Kamloops is getting a facelift, in map form that is.
Montreal-based artist Jean-Louis Rheault has been called on to revise the pictorial map he drew of Kamloops in 2009.
The revised map will show more of the outlying areas that surround the city, said Rheault, who is under contract with Mountain Media out of Kelowna.
This version includes Tranquille on the Lake west of Kamloops and follows the Yellowhead Highway toward Barriere, he said.
"I'm not sure it will go all the way to Barriere," said Rheault, adding the focus is still on the city.
James Wannop, of Mountain Media, said the maps, which resemble an illustrated, bird's-eye view of the landscape, is sponsored by local tourism, business and stakeholders who want to seen on the map alongside local landmarks.
"The one that we did in the West Kootenay, Columbia Power came on and we put their dams on the rivers. It really turned out to be a beautiful piece of artwork," said Wannop.
Once complete, the map will again be erected at the B.C. Wildlife Park, at the Yellowhead Highway at the Halston offramp as well as a smaller version at the visitor's centre in Aberdeen.
Rheault is halfway through the six-month process of drawing the map. When he started in pictorial mapmaking more than 25 years ago, he drew by hand. Now he draws on an electronic tablet that reproduces the design digitally.
Pictorial map-making dates back to the Middle Ages, with the artist providing panoramic perspectives of a city or region that replicate spatial perception, not the visual perspective.
"When you say maps . . . people think of grids," said Rheault. "It's one of the ills of modernity that we've turned them into grids. We don't think in grids."
He captures the way maps used to be made, he said. Rheault emphasizes certain landmarks. By drawing a map this way without a need to depict exact distances between locals, more can be shown.
"Less information is more. You see where all the highlights are," he said.
Rheault has drawn pictorial maps all over the world. He's begun chronicling people's lives in map form, and has done so for Richard Nixon, Ronald Reagan and Sheik Mohammed bin Rashid Al Maktoum of Dubai.
Locally, he's also created maps of Thompson Rivers University and the B.C. Wildlife Park.

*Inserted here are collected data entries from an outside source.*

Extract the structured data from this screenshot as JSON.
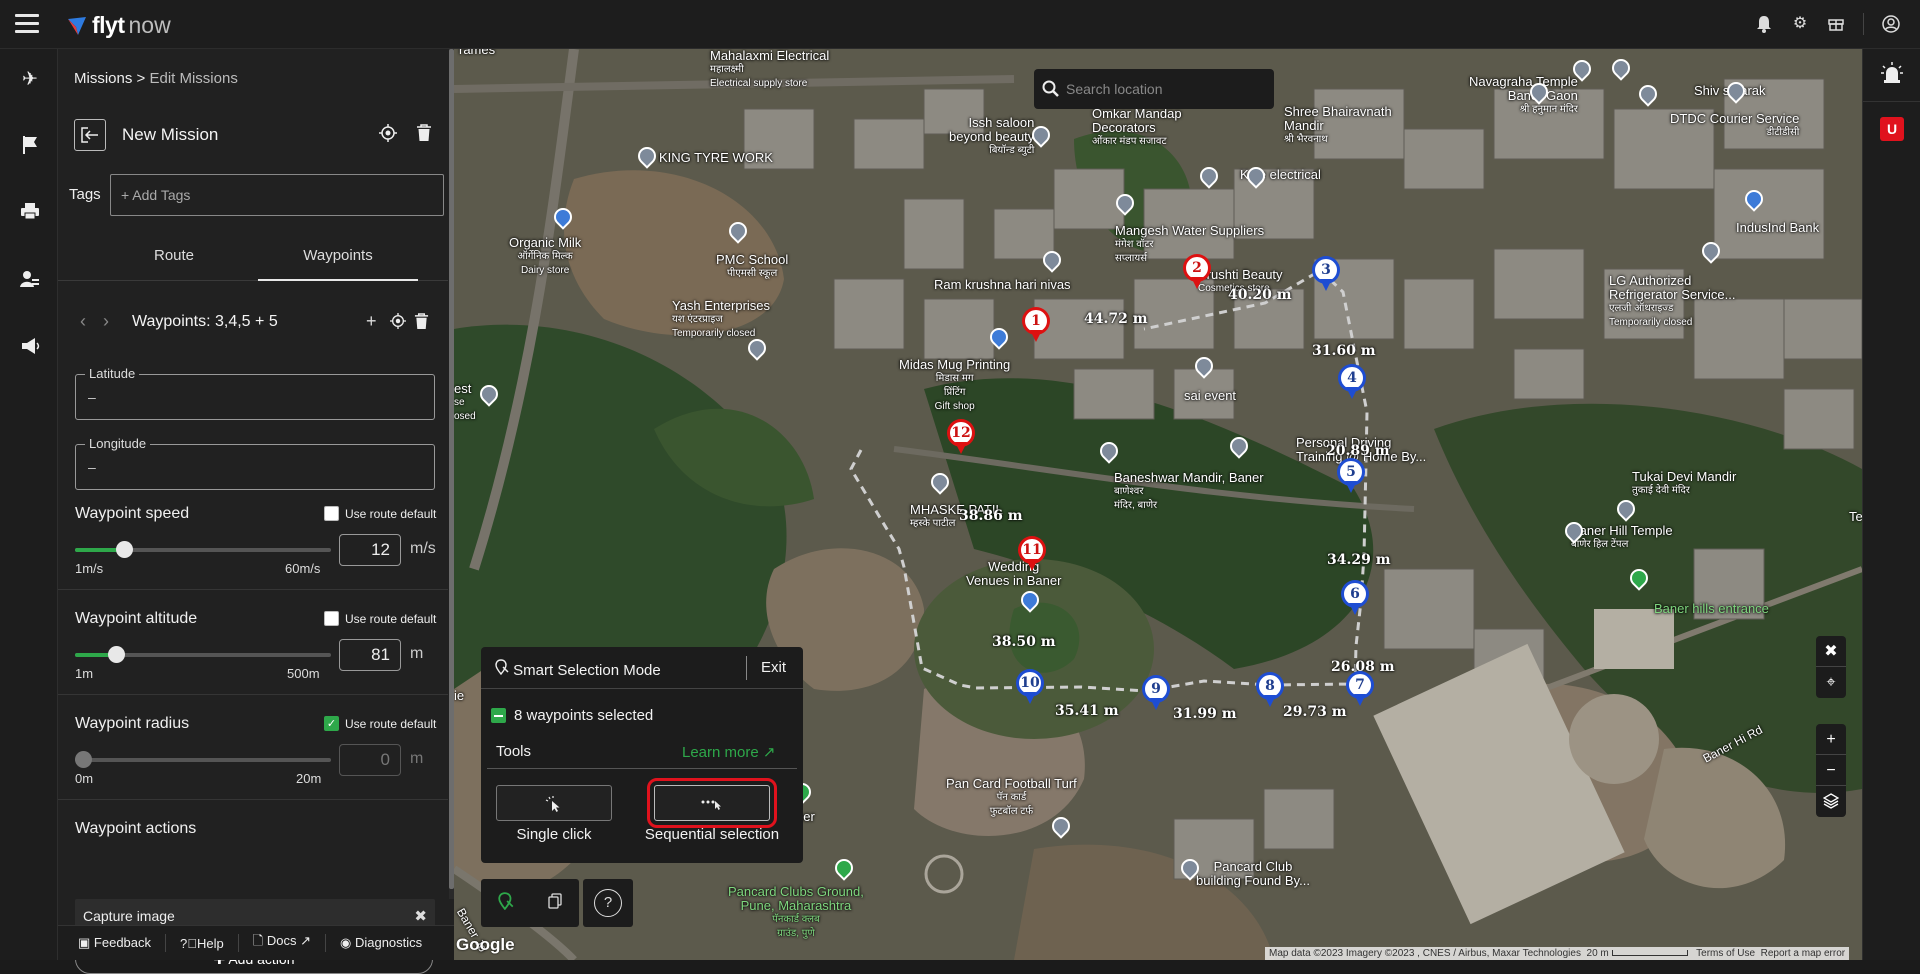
{
  "app": {
    "logo_fly": "flyt",
    "logo_now": "now"
  },
  "topbar": {
    "icons": [
      "bell-icon",
      "gear-icon",
      "gift-icon",
      "account-icon"
    ]
  },
  "rail": {
    "icons": [
      "plane-icon",
      "flag-icon",
      "printer-icon",
      "users-icon",
      "megaphone-icon"
    ]
  },
  "breadcrumb": {
    "root": "Missions",
    "separator": ">",
    "current": "Edit Missions"
  },
  "mission": {
    "title": "New Mission"
  },
  "tags": {
    "label": "Tags",
    "placeholder": "+ Add Tags"
  },
  "tabs": [
    {
      "label": "Route",
      "active": false
    },
    {
      "label": "Waypoints",
      "active": true
    }
  ],
  "waypoints_header": {
    "title": "Waypoints: 3,4,5 + 5"
  },
  "latitude": {
    "label": "Latitude",
    "value": "–"
  },
  "longitude": {
    "label": "Longitude",
    "value": "–"
  },
  "speed": {
    "title": "Waypoint speed",
    "use_default_label": "Use route default",
    "use_default": false,
    "value": "12",
    "unit": "m/s",
    "min_label": "1m/s",
    "max_label": "60m/s",
    "fraction": 0.19
  },
  "altitude": {
    "title": "Waypoint altitude",
    "use_default_label": "Use route default",
    "use_default": false,
    "value": "81",
    "unit": "m",
    "min_label": "1m",
    "max_label": "500m",
    "fraction": 0.16
  },
  "radius": {
    "title": "Waypoint radius",
    "use_default_label": "Use route default",
    "use_default": true,
    "value": "0",
    "unit": "m",
    "min_label": "0m",
    "max_label": "20m",
    "fraction": 0
  },
  "actions": {
    "title": "Waypoint actions",
    "items": [
      "Capture image"
    ],
    "add_label": "Add action"
  },
  "footer": {
    "feedback": "Feedback",
    "help": "Help",
    "docs": "Docs",
    "diagnostics": "Diagnostics"
  },
  "map": {
    "search_placeholder": "Search location",
    "labels": {
      "mahalaxmi": "Mahalaxmi Electrical",
      "mahalaxmi_sub1": "महालक्ष्मी",
      "mahalaxmi_sub2": "Electrical supply store",
      "frames": "rames",
      "issh": "Issh saloon",
      "issh2": "beyond beauty",
      "issh3": "बियॉन्ड ब्युटी",
      "omkar": "Omkar Mandap",
      "omkar2": "Decorators",
      "omkar3": "ओंकार मंडप सजावट",
      "bhairavnath": "Shree Bhairavnath",
      "bhairavnath2": "Mandir",
      "bhairavnath3": "श्री भैरवनाथ",
      "navagraha": "Navagraha Temple",
      "navagraha2": "Baner Gaon",
      "navagraha3": "श्री हनुमान मंदिर",
      "shiv": "Shiv smarak",
      "dtdc": "DTDC Courier Service",
      "dtdc2": "डीटीडीसी",
      "kingtyre": "KING TYRE WORK",
      "kale": "Kale electrical",
      "organic": "Organic Milk",
      "organic2": "ऑर्गेनिक मिल्क",
      "organic3": "Dairy store",
      "pmc": "PMC School",
      "pmc2": "पीएमसी स्कूल",
      "mangesh": "Mangesh Water Suppliers",
      "mangesh2": "मंगेश वॉटर",
      "mangesh3": "सप्लायर्स",
      "indusind": "IndusInd Bank",
      "srushti": "Srushti Beauty",
      "srushti2": "Cosmetics store",
      "ramkrushna": "Ram krushna hari nivas",
      "lg": "LG Authorized",
      "lg2": "Refrigerator Service...",
      "lg3": "एलजी ऑथराइज्ड",
      "lg4": "Temporarily closed",
      "yash": "Yash Enterprises",
      "yash2": "यश एंटरप्राइज",
      "yash3": "Temporarily closed",
      "midas": "Midas Mug Printing",
      "midas2": "मिडास मग",
      "midas3": "प्रिंटिंग",
      "midas4": "Gift shop",
      "saievent": "sai event",
      "est": "est",
      "est2": "se",
      "est3": "osed",
      "personal": "Personal Driving",
      "personal2": "Training @ Home By...",
      "baneshwar": "Baneshwar Mandir, Baner",
      "baneshwar2": "बाणेश्वर",
      "baneshwar3": "मंदिर, बाणेर",
      "mhaske": "MHASKE PATIL",
      "mhaske2": "म्हस्के पाटील",
      "wedding": "Wedding",
      "wedding2": "Venues in Baner",
      "tukai": "Tukai Devi Mandir",
      "tukai2": "तुकाई देवी मंदिर",
      "banerhill": "Baner Hill Temple",
      "banerhill2": "बाणेर हिल टेंपल",
      "banerhills": "Baner hills entrance",
      "te": "Te",
      "ie": "ie",
      "pancard": "Pan Card Football Turf",
      "pancard2": "पॅन कार्ड",
      "pancard3": "फुटबॉल टर्फ",
      "pancardclub": "Pancard Club",
      "pancardclub2": "building Found By...",
      "pancardclubs": "Pancard Clubs Ground,",
      "pancardclubs2": "Pune, Maharashtra",
      "pancardclubs3": "पॅनकार्ड क्लब",
      "pancardclubs4": "ग्राउंड, पुणे",
      "ner": "ner",
      "banerhi": "Baner Hi Rd",
      "baner_jupiter": "Baner Jo"
    },
    "waypoints": [
      {
        "n": "1",
        "color": "red"
      },
      {
        "n": "2",
        "color": "red"
      },
      {
        "n": "3",
        "color": "blue"
      },
      {
        "n": "4",
        "color": "blue"
      },
      {
        "n": "5",
        "color": "blue"
      },
      {
        "n": "6",
        "color": "blue"
      },
      {
        "n": "7",
        "color": "blue"
      },
      {
        "n": "8",
        "color": "blue"
      },
      {
        "n": "9",
        "color": "blue"
      },
      {
        "n": "10",
        "color": "blue"
      },
      {
        "n": "11",
        "color": "red"
      },
      {
        "n": "12",
        "color": "red"
      }
    ],
    "distances": [
      "44.72 m",
      "40.20 m",
      "31.60 m",
      "20.89 m",
      "34.29 m",
      "26.08 m",
      "29.73 m",
      "31.99 m",
      "35.41 m",
      "38.50 m",
      "38.86 m"
    ],
    "attribution": "Map data ©2023 Imagery ©2023 , CNES / Airbus, Maxar Technologies",
    "scale": "20 m",
    "terms": "Terms of Use",
    "report": "Report a map error",
    "google": "Google"
  },
  "smart_selection": {
    "title": "Smart Selection Mode",
    "exit": "Exit",
    "selected_text": "8 waypoints selected",
    "tools_label": "Tools",
    "learn_more": "Learn more",
    "single_click": "Single click",
    "sequential": "Sequential selection"
  },
  "colors": {
    "accent_green": "#2ea84a",
    "highlight_red": "#e0121d",
    "wp_blue": "#1e4dd2",
    "wp_red": "#d11111"
  }
}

His work has been featured in the North American Cartographic Information Society's Atlas of Design.
Tourism Kamloops is a sponsor. CEO Lee Morris said the map will include QR codes that will allow people to access online information when they scan the map with a smartphone.
Morris said the cost of the map is still being negotiated.
The Kamloops Chamber of Commerce has moved out of the visitor's centre, and won't return as a sponsor. However, executive director Deb McClelland encouraged members to sign on, saying it's a valuable resource.